I do concede that even if we decide to chart out own paths instead of following theirs, most parents wind up accepting it, and more often than not, still love us… But somewhere deep inside, the feeling of disappointment and resentment continues to linger...and it erupts the moment we falter or fail. We’ve all felt the bitter taste of the words, ‘I told you so,’ at some point in our lives, haven’t we?
My point is, if the two most elemental loves of our lives—from the time of birth, to our growing up years and adulthood—are based on a carefully monitored balance sheet, how are we expected to love unconditionally when we grow up and have adult relationships?
Most of the relationships in our adult life are born out of our needs and not a desire to give or love without reason. We ‘love’ only those people who fulfill a certain need or requirement in our life. But that isn’t love, that’s simply a convenient and businesslike arrangement.

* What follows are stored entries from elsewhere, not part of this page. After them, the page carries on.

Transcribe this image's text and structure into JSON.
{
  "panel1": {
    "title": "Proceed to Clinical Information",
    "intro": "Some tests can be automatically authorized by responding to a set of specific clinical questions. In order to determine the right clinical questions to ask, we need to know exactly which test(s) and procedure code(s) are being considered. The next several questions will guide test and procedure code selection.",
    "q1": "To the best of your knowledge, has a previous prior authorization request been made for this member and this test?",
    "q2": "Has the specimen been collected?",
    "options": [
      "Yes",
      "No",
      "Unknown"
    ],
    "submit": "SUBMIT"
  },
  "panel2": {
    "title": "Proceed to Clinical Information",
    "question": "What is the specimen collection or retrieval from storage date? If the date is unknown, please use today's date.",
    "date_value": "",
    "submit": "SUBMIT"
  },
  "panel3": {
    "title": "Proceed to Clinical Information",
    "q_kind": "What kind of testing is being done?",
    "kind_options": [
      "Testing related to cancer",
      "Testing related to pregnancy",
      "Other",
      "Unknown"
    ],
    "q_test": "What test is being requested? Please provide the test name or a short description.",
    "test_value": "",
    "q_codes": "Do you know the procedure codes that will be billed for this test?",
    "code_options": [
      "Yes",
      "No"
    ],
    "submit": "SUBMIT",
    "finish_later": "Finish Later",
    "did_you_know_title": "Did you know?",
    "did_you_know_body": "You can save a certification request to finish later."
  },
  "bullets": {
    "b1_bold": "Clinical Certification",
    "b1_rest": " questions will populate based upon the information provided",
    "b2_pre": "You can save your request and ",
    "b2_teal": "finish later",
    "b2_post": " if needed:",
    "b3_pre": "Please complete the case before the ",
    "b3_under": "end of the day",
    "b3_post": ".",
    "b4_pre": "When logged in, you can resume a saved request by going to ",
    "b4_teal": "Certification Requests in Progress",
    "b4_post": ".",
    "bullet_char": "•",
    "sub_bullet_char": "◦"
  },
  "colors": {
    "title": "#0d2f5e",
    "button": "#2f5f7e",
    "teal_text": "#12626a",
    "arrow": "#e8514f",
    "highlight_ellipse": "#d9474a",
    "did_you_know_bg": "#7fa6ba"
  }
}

When was the last time we loved without wanting anything in return? It might be unrealistic and utopian, but wouldn’t we hurt less if we loved unconditionally? Because then we would demand and expect less from the people in our lives. We would give without the anticipation of returns.
Nature has a way of loving unconditionally… The sun doesn’t ask for anything in return for the sunlight that it gives… Neither does the moon for the calming serenity that its light gives us… Or even the rain for washing away negativity with each cooling drop. And I believe that god doesn’t want anything from us in exchange for his love either. So why have we turned love into a business? Why do we calculate love like we would calculate the profits and losses for our financial year? Why do we insist that people who we ‘love’ and are in relationships with, must behave in a certain way, do a certain kind of things and think in a certain way?
Some might say it is impossible and impractical. But I say, love is not meant to be practical or sensible… It is meant to transcend logic and reason…it only makes you feel… warm and fuzzy…just the way Joey makes me feel when he licks my feet even when I’m at my grouchiest worst. And even if I pull my feet away, he doesn’t sulk or withhold his love… He simply finds my feet again, like it’s the most natural thing in the world to do…and resumes licking them…without questioning my mood or wanting to change it. Joey knows how to give love and give it unconditionally… Maybe it’s time I learnt it too.